Tired. That was John-Henry’s first thought: Emery looked tired. But there was something else, too. A hardness that John-Henry remembered. He hadn’t seen that look in a long time. In years, actually. The set of his mouth. The scarecrow eyes. Every inch of him armored against a world he refused to give ground to. It was the way Emery had looked when he’d come back to Wahredua, ready for a fight. It was the way he’d looked as a boy. And John-Henry was shocked, in the first moment, to see the stranger in front of him. And maybe it was the fact that he knew Emery better than he knew just about anyone by this point. Or maybe it was that he knew himself, as he ought to have known himself all those years ago. Maybe it was simply that they were both older now. But with his next heartbeat, John-Henry was shocked again to see how all that armor only revealed how vulnerable Emery was.

The van door shut with a quiet thud. Steps clipped the frozen dirt. When the wind blew, the winterkill grasses shuddered sideways. Emery crouched at the Mustang’s passenger window, looking in, and he looked like Emery again—the question scrawled in the tilt of his eyebrows, the poor attempt to master his impatience. To his own surprise, John-Henry grinned, the feeling something like relief, and got out of the car.

“I see you’re in a better mood,” Emery said.

“Not really. Happy to see you, I guess.”

That smoothed out Emery’s brow. Then he scowled again. “Do you want to explain yourself?”

“I’m not going to sit on my ass, Ree.”

“That’s exactly what you’re going to do. Your involvement endangers you—”

John-Henry smoothed Emery’s hair back. Sable. And holding flecks of starlight like it had a static charge. “We do things together.”

It was around his mouth. At his eyes. John-Henry wondered how, for all those years, he hadn’t seen it, how easily Emery could be hurt.

Then Emery grunted. “That’ll be a wonderful way to tell people we’re going to prison together.”
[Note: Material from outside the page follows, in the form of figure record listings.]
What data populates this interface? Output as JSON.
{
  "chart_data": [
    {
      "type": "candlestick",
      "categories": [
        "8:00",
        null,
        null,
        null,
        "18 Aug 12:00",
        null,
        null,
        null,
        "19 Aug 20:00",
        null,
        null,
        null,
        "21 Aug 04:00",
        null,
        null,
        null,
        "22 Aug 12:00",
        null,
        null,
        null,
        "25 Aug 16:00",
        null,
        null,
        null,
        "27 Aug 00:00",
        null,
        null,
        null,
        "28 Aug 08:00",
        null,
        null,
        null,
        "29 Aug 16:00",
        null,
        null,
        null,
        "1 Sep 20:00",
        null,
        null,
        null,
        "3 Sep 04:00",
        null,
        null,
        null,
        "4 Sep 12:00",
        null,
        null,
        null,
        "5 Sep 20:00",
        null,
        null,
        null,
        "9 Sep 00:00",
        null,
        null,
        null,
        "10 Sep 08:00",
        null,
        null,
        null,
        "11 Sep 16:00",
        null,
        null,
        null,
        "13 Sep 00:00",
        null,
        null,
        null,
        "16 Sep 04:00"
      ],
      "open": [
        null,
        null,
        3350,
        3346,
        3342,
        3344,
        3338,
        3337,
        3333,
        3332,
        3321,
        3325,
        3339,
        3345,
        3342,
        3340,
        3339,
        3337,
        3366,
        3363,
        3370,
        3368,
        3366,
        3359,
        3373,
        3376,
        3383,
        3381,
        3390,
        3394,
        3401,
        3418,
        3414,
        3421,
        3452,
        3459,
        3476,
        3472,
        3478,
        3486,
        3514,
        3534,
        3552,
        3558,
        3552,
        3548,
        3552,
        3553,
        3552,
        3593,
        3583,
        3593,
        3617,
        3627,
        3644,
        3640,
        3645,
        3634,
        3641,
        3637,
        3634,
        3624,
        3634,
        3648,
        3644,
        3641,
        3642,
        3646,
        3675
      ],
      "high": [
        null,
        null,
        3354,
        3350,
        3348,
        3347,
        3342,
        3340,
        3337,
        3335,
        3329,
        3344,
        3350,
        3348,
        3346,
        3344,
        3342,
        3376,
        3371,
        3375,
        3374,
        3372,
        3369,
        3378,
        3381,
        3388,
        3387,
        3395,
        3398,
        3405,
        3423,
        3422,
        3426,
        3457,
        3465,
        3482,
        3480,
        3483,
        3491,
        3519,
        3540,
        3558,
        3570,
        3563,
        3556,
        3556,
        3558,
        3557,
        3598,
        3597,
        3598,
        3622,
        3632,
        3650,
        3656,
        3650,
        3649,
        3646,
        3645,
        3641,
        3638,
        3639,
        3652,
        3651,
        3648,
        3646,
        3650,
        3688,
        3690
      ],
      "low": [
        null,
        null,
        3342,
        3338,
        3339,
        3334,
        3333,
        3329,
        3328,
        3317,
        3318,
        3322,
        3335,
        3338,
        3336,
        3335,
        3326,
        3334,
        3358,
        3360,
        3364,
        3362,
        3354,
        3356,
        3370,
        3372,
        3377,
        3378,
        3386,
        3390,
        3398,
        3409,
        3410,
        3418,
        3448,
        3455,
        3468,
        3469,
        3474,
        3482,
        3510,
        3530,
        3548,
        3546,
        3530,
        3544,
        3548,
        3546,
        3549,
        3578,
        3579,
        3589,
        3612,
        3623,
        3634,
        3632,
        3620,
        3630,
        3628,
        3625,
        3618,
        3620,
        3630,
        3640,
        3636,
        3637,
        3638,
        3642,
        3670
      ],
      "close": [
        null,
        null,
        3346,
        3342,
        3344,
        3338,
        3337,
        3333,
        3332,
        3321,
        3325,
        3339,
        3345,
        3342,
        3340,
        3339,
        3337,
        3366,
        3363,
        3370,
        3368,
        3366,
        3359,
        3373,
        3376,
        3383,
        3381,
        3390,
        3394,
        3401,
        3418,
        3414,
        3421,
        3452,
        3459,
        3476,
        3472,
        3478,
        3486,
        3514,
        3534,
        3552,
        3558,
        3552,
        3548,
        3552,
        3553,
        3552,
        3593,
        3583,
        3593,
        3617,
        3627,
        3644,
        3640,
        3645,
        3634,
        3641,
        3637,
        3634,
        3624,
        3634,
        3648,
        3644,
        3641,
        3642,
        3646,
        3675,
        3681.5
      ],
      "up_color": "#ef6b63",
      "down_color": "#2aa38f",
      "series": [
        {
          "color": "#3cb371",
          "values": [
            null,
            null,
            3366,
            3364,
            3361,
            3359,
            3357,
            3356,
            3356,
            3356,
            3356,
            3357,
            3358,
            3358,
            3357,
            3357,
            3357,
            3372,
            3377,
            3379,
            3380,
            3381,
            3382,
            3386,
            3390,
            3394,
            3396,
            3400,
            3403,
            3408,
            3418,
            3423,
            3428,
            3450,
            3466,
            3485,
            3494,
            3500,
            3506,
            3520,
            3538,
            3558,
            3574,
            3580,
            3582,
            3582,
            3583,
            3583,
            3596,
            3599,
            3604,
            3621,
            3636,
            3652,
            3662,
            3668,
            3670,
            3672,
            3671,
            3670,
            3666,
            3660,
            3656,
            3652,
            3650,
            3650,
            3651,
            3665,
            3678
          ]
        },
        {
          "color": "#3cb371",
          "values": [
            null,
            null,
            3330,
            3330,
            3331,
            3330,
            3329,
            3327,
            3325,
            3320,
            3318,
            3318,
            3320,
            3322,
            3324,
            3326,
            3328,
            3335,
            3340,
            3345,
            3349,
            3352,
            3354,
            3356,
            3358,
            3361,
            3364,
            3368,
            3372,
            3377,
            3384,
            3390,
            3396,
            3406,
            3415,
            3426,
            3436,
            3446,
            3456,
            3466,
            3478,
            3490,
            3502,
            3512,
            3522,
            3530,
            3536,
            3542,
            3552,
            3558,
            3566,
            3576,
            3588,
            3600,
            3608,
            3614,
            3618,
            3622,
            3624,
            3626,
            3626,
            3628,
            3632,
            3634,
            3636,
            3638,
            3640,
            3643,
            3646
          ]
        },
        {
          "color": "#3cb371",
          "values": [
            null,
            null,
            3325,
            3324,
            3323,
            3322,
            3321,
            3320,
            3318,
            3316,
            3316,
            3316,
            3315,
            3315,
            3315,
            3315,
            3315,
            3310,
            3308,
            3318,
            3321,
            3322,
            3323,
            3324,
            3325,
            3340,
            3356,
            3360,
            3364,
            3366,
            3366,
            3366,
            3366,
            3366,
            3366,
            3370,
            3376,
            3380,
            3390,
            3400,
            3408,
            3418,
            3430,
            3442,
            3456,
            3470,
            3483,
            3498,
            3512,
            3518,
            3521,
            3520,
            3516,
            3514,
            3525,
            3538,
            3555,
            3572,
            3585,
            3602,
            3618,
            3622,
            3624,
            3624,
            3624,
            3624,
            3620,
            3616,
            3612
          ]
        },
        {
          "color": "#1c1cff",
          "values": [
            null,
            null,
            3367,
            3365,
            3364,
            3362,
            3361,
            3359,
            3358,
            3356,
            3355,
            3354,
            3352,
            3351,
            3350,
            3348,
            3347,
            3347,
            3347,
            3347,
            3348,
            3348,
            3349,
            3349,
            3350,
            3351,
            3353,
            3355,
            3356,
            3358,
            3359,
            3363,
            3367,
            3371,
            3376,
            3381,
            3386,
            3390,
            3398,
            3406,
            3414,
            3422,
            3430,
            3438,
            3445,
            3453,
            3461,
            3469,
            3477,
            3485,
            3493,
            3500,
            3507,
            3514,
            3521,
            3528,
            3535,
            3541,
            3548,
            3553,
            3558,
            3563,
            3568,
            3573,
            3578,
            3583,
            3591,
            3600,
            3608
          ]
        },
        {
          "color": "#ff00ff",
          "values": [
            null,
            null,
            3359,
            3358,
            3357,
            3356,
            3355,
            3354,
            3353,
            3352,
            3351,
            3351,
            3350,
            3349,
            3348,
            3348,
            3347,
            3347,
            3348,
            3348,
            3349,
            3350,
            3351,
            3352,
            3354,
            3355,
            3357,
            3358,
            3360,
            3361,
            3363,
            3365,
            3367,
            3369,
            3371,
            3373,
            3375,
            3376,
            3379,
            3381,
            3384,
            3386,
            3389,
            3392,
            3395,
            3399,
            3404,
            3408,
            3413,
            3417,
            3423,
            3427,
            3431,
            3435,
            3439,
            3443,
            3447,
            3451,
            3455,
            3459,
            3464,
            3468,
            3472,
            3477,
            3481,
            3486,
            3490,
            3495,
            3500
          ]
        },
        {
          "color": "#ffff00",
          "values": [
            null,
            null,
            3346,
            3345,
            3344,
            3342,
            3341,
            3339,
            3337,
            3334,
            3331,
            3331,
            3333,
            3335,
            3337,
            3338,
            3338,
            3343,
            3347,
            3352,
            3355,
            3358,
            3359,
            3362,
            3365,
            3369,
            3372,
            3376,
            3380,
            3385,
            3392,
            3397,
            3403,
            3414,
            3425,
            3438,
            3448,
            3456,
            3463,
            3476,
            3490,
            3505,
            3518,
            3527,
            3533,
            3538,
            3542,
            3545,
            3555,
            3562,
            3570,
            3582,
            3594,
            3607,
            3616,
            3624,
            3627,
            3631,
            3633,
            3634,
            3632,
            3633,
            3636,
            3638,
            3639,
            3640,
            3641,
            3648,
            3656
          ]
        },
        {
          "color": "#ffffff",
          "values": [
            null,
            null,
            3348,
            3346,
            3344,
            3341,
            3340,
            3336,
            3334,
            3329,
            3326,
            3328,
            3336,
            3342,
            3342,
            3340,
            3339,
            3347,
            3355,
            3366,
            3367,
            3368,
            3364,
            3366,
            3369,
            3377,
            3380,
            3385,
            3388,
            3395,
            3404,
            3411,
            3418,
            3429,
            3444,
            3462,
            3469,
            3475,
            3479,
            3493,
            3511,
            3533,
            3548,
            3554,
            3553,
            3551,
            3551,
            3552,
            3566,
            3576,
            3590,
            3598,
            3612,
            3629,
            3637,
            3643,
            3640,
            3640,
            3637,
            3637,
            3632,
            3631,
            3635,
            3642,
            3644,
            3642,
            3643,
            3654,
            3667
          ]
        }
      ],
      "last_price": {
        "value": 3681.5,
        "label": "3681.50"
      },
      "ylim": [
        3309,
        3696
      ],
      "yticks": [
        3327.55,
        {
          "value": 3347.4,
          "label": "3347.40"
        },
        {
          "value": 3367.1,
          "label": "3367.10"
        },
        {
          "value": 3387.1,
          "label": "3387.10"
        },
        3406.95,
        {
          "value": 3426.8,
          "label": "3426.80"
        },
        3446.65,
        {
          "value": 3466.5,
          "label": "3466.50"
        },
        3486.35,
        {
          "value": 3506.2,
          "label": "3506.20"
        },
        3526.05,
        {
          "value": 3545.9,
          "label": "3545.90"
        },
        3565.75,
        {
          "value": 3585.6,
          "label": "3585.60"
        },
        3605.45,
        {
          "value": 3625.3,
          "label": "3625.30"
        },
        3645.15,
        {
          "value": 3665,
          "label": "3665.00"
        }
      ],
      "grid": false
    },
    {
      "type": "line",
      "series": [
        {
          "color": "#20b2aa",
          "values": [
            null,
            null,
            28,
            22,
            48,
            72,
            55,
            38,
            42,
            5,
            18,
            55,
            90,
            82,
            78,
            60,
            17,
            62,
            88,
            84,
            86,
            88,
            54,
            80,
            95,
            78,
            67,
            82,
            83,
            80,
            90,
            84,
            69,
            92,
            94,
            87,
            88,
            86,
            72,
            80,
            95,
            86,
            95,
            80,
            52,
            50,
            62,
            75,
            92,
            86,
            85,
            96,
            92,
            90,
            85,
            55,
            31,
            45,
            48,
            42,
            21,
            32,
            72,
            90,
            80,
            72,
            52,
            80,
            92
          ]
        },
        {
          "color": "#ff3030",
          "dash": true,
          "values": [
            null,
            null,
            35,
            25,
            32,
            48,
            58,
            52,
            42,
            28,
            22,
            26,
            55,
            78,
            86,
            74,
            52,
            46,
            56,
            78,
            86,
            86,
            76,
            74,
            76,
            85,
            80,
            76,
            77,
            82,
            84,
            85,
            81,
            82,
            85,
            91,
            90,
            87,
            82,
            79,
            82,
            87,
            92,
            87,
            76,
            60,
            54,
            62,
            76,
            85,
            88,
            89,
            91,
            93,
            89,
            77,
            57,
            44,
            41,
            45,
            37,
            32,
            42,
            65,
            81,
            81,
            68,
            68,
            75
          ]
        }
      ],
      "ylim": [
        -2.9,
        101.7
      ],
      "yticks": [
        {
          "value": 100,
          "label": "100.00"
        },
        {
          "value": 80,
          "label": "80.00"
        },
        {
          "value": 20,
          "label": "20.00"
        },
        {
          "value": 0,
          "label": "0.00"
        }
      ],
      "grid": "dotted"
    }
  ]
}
Laughing quietly, John-Henry pointed down the dirt road. “North and Shaw are that way.”

They made their way down the narrow break in the prairie grass. The ground was slick and hard and rutted, and more than once, they steadied each other as they made their way through the darkness. After a couple of hundred yards, a darker shadow coalesced in the darkness ahead of them. A dark gray Impala, no frills. Apparently North and Shaw had learned a lesson about driving showy cars.